Comme ses protagonistes, toujours calmes et polis, Le réalisateur recréer un environnement qui lui semble juste, sans provoquer frontalement le public, déconcerté peut-être au début, se laissant rapidement aller à flotter dans les champs visuels et sonores, réglés comme le tic-tac d’un chronomètre, sans jamais perdre l’attention des propos égrenés qui, par petites touches, donnent l’arrière-plan politico-économique dont la trame nous amène à nos jours, dans nos sociétés hyper-capitalistiques. Les nouvelles technologies transforment la ville, l’organisation du travail, le mode de rémunération, la structure sociale, les relations de pouvoirs. Cela ne nous rappelle-t-il rien ? Les cadences imposées agissent comme une pression exercée sur les travailleuses et travailleurs pour qu’ils et elles accomplissent des tâches répétitives selon des intervalles de temps qui leur sont imposés, ne laissant aucune place à leurs propres rythmes de travail. Cette contemporanéité qui émane de la description des conditions de travail donne aux protagonistes habillés d’époque, un air familier. Les chronométrages incessants du travail des ouvrier.es rappellent farouchement ceux des livreur.ses de repas ou de travailleur.ses au clic, pour ne prendre que ces exemples.

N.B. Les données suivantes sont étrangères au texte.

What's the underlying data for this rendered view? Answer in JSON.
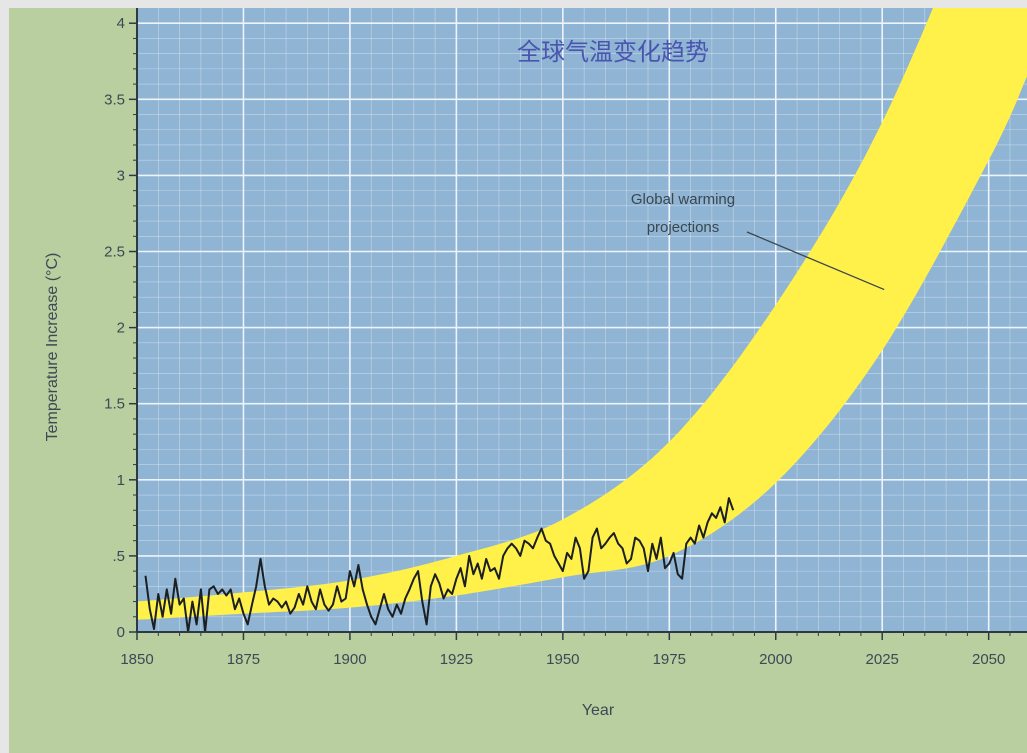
{
  "chart_data": {
    "type": "area",
    "title": "全球气温变化趋势",
    "xlabel": "Year",
    "ylabel": "Temperature Increase (°C)",
    "xlim": [
      1850,
      2059
    ],
    "ylim": [
      0,
      4.1
    ],
    "grid": true,
    "x_ticks": [
      1850,
      1875,
      1900,
      1925,
      1950,
      1975,
      2000,
      2025,
      2050
    ],
    "x_tick_labels": [
      "1850",
      "1875",
      "1900",
      "1925",
      "1950",
      "1975",
      "2000",
      "2025",
      "2050"
    ],
    "y_ticks": [
      0,
      0.5,
      1,
      1.5,
      2,
      2.5,
      3,
      3.5,
      4
    ],
    "y_tick_labels": [
      "0",
      ".5",
      "1",
      "1.5",
      "2",
      "2.5",
      "3",
      "3.5",
      "4"
    ],
    "annotation": {
      "lines": [
        "Global warming",
        "projections"
      ],
      "points_to": [
        2025,
        2.25
      ]
    },
    "colors": {
      "plot_background": "#8fb4d4",
      "outer_background": "#b9cf9f",
      "band": "#fff04a",
      "observed_line": "#1b1f22",
      "grid": "#eef4fa",
      "title": "#4a55b0"
    },
    "series": [
      {
        "name": "Global warming projections",
        "kind": "band",
        "x": [
          1850,
          1875,
          1900,
          1925,
          1950,
          1975,
          2000,
          2025,
          2050,
          2059
        ],
        "lower": [
          0.08,
          0.12,
          0.16,
          0.24,
          0.36,
          0.5,
          0.98,
          1.85,
          3.1,
          3.65
        ],
        "upper": [
          0.2,
          0.26,
          0.34,
          0.5,
          0.74,
          1.25,
          2.15,
          3.35,
          5.0,
          5.7
        ]
      },
      {
        "name": "Observed",
        "kind": "line",
        "x": [
          1852,
          1853,
          1854,
          1855,
          1856,
          1857,
          1858,
          1859,
          1860,
          1861,
          1862,
          1863,
          1864,
          1865,
          1866,
          1867,
          1868,
          1869,
          1870,
          1871,
          1872,
          1873,
          1874,
          1875,
          1876,
          1877,
          1878,
          1879,
          1880,
          1881,
          1882,
          1883,
          1884,
          1885,
          1886,
          1887,
          1888,
          1889,
          1890,
          1891,
          1892,
          1893,
          1894,
          1895,
          1896,
          1897,
          1898,
          1899,
          1900,
          1901,
          1902,
          1903,
          1904,
          1905,
          1906,
          1907,
          1908,
          1909,
          1910,
          1911,
          1912,
          1913,
          1914,
          1915,
          1916,
          1917,
          1918,
          1919,
          1920,
          1921,
          1922,
          1923,
          1924,
          1925,
          1926,
          1927,
          1928,
          1929,
          1930,
          1931,
          1932,
          1933,
          1934,
          1935,
          1936,
          1937,
          1938,
          1939,
          1940,
          1941,
          1942,
          1943,
          1944,
          1945,
          1946,
          1947,
          1948,
          1949,
          1950,
          1951,
          1952,
          1953,
          1954,
          1955,
          1956,
          1957,
          1958,
          1959,
          1960,
          1961,
          1962,
          1963,
          1964,
          1965,
          1966,
          1967,
          1968,
          1969,
          1970,
          1971,
          1972,
          1973,
          1974,
          1975,
          1976,
          1977,
          1978,
          1979,
          1980,
          1981,
          1982,
          1983,
          1984,
          1985,
          1986,
          1987,
          1988,
          1989,
          1990
        ],
        "y": [
          0.37,
          0.15,
          0.02,
          0.25,
          0.1,
          0.28,
          0.12,
          0.35,
          0.18,
          0.22,
          0.0,
          0.2,
          0.05,
          0.28,
          0.0,
          0.28,
          0.3,
          0.25,
          0.28,
          0.24,
          0.28,
          0.15,
          0.22,
          0.12,
          0.05,
          0.18,
          0.3,
          0.48,
          0.3,
          0.18,
          0.22,
          0.2,
          0.16,
          0.2,
          0.12,
          0.16,
          0.25,
          0.18,
          0.3,
          0.2,
          0.15,
          0.28,
          0.18,
          0.14,
          0.18,
          0.3,
          0.2,
          0.22,
          0.4,
          0.3,
          0.44,
          0.28,
          0.18,
          0.1,
          0.05,
          0.15,
          0.25,
          0.15,
          0.1,
          0.18,
          0.12,
          0.22,
          0.28,
          0.35,
          0.4,
          0.2,
          0.05,
          0.3,
          0.38,
          0.32,
          0.22,
          0.28,
          0.25,
          0.35,
          0.42,
          0.3,
          0.5,
          0.38,
          0.45,
          0.35,
          0.48,
          0.4,
          0.42,
          0.35,
          0.5,
          0.55,
          0.58,
          0.55,
          0.5,
          0.6,
          0.58,
          0.55,
          0.62,
          0.68,
          0.6,
          0.58,
          0.5,
          0.45,
          0.4,
          0.52,
          0.48,
          0.62,
          0.55,
          0.35,
          0.4,
          0.62,
          0.68,
          0.55,
          0.58,
          0.62,
          0.65,
          0.58,
          0.55,
          0.45,
          0.48,
          0.62,
          0.6,
          0.55,
          0.4,
          0.58,
          0.48,
          0.62,
          0.42,
          0.45,
          0.52,
          0.38,
          0.35,
          0.58,
          0.62,
          0.58,
          0.7,
          0.62,
          0.72,
          0.78,
          0.75,
          0.82,
          0.72,
          0.88,
          0.8
        ]
      }
    ]
  }
}
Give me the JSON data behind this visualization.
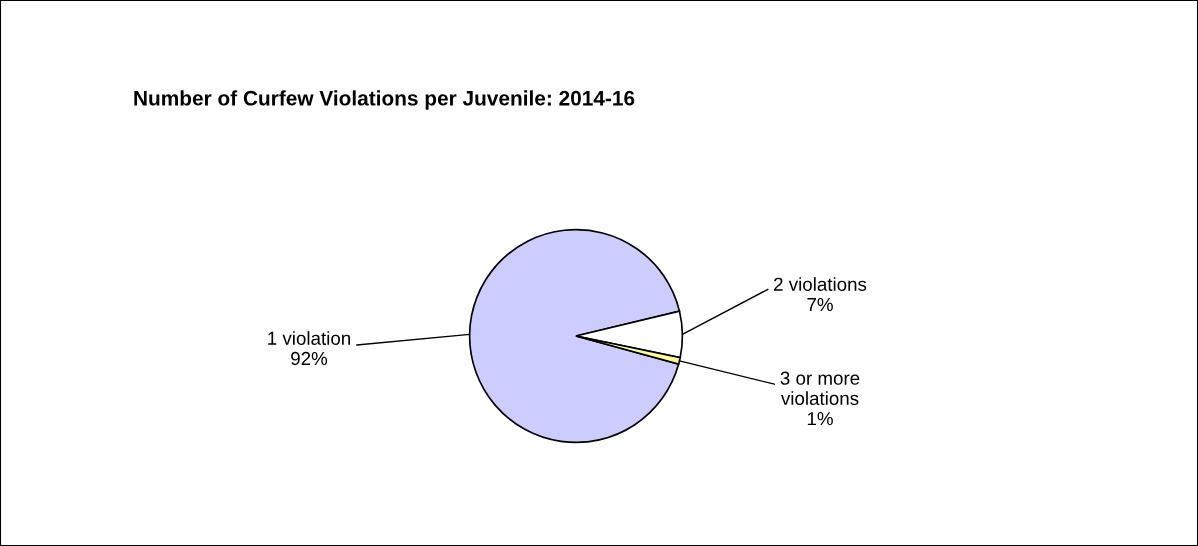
{
  "chart_data": {
    "type": "pie",
    "title": "Number of Curfew Violations per Juvenile: 2014-16",
    "categories": [
      "1 violation",
      "2 violations",
      "3 or more\nviolations"
    ],
    "values": [
      92,
      7,
      1
    ],
    "colors": [
      "#ccccff",
      "#ffffff",
      "#ffff99"
    ],
    "value_labels": [
      "92%",
      "7%",
      "1%"
    ]
  }
}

Une des tendances perceptibles dans les films présentés cette année est le recours à des actrices et acteurs non professionnels, même dans les films en compétition comme Drii Winter de Michael Koch ou Alcarràs de Carla Simón. La distribution de Cyril Schäublin est dans ce cas de figure, avec la même idée que ses collègues de rendre ses personnages le plus authentiques possibles dans leurs gestes du quotidien, même si l’action de Unrueh se déroule il y a plus d’un siècle. Le cinéaste explique :
Je souhaitais reconstituer des situations du passé, situées dans les années 1870, avec des personnes du présent. J’ai décidé de travailler avec des personnes qui ont des liens avec l’industrie horlogère contemporaine, mais aussi avec des gens ordinaires comme des camionneurs, des rappeurs, d’anciens criminels, des architectes, des universitaires ou des charpentiers. J’espérais peut-être qu’en faisant ce choix, je pourrais en quelque sorte reproduire un langage du passé qui ne soit pas « historique ». Je m’intéressais à une langue de tous les jours parlée par les personnes apparaissant dans le film. J’ai imaginé que ce genre de langue quotidienne, marginalisée et aléatoire, avait existé dans les années 1870, comme elle existe aujourd’hui.
Le texte entier des Mémoires d’un révolutionnaire de Pyotr Kropotkin peut être lu en français ici.
De Cyril Schäublin; avec Clara Gostynski, Alexei Evstratov, Monika Stalder, Hélio Thiémard, Li Tavor; Suisse; 2022; 93 minutes.